Demonstration and affinity labeling of a stereoselective binding site for a benzomorphan opiate on acetylcholine receptor-rich membranes from Torpedo electroplaque.

Abstract

The interaction of an optically pure benzomorphan opiate, (-)-N-allyl-N-normetazocine [(-)-ANMC], with the nicotine acetylcholine receptor from Torpedo electroplaque was studied by using radioligand binding and affinity labeling. The binding was complex with at least 2 specific components having equilibrium dissociation constants of 0.3 .mu.M and 2 .mu.M. The affinity of the higher affinity component was decreased by carbamoylcholine but not by .alpha.-bungarotoxin. The effect of carbamoylcholine was not blocked by .alpha.-bungarotoxin. In comparison, the affinity of [3H]phencyclidine, a well-characterized ligand for a high-affinity site for noncompetitive blockers on the acetylcholine receptor, is increased by carbamoylcholine and the increase is blocked by .alpha.-bungarotoxin.

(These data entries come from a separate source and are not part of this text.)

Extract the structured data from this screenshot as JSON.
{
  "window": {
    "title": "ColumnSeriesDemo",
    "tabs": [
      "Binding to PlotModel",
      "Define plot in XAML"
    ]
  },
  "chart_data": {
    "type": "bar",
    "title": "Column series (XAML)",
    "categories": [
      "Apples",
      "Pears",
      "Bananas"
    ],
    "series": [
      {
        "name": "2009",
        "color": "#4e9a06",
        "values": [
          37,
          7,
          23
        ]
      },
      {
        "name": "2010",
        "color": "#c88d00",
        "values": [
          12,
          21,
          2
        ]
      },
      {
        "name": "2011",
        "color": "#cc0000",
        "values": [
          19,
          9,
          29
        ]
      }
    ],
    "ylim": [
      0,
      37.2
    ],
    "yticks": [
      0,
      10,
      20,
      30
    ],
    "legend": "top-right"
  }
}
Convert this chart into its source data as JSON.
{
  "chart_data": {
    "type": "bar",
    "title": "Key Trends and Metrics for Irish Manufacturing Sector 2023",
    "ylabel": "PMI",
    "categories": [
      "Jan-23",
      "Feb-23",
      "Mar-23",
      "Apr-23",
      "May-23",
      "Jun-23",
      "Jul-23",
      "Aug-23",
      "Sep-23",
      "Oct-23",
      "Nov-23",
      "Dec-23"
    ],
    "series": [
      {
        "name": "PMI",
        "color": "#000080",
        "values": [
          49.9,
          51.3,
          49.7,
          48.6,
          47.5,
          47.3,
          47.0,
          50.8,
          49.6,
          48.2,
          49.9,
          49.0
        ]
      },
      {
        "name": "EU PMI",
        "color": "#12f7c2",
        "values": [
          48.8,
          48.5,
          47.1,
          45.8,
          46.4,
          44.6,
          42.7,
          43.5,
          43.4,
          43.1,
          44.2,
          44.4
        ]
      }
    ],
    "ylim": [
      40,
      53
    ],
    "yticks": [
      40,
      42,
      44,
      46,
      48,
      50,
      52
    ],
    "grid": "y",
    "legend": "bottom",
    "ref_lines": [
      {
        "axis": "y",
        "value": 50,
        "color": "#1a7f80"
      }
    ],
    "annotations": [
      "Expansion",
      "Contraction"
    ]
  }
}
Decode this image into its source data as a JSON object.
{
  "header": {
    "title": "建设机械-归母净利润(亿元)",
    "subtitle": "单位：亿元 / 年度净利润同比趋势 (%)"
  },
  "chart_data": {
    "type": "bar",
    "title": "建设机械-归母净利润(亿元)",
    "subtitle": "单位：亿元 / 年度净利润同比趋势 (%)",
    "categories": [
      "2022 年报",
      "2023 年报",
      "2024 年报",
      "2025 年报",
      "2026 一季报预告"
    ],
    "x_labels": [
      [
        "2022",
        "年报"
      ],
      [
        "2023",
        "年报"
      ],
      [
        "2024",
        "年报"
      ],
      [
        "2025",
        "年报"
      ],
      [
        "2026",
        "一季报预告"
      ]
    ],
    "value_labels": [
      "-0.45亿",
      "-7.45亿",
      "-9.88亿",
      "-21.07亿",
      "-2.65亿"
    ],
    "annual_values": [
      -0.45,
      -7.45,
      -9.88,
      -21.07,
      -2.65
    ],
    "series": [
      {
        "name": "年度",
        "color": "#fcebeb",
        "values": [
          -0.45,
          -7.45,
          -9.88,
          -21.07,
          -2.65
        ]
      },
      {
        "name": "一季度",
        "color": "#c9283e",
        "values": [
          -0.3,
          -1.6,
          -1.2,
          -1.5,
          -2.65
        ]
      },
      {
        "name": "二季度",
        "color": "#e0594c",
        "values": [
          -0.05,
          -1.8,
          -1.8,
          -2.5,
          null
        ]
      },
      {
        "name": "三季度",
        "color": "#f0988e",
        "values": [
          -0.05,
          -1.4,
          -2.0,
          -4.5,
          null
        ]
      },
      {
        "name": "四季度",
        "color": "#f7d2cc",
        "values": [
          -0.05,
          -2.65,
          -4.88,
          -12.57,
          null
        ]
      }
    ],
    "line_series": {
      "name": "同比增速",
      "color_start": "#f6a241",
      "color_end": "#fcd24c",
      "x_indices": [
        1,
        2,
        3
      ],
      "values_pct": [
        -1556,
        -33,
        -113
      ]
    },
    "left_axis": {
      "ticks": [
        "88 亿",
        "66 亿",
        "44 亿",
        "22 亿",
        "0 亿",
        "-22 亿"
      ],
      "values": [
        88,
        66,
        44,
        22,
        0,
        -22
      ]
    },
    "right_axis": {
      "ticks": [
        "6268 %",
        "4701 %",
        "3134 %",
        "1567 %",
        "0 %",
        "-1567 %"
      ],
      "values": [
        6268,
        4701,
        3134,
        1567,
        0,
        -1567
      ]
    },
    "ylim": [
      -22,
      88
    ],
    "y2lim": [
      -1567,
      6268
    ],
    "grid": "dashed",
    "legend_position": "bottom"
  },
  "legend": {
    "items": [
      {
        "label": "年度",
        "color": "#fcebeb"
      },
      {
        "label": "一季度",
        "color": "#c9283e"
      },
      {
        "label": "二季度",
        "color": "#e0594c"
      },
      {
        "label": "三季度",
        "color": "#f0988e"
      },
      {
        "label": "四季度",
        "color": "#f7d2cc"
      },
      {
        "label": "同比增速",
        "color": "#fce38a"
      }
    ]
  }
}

The binding of (-)-[3H]ANMC was inhibited by a number of other benzomorphans, with (-)isomers being 4- to 5-fold potent than (+)isomers. Phencyclidine inhibits the binding of (-)-[3H]ANMC to its high-affinity site by a mechanism that is not competitive. UV-catalyzed affinity labeling indicated that the high-affinity-binding site for (-)-[3H]ANMC is at least partially associated with the .delta. subunit. Tryptic degradation of the T. marmorata .delta. chain suggested that (-)-ANMC labeled a 16,000-dalton COOH-terminal portion of the subunit. 5-Azido-[3H]trimethisoquin, a photoaffinity label of the high-affinity site for noncompetitive blockers, labels a 47,000-dalton NH2-terminal fragment of the .delta. subunit. (-)-[3H]ANMC may bind to sites completely distinct from the binding sites for acetylcholine. The high-affinity-binding site for (-)-ANMC and that for phencyclidine and 5-azidotrimethisoquin are allosterically coupled but are regulated differently and are probably physically distinct.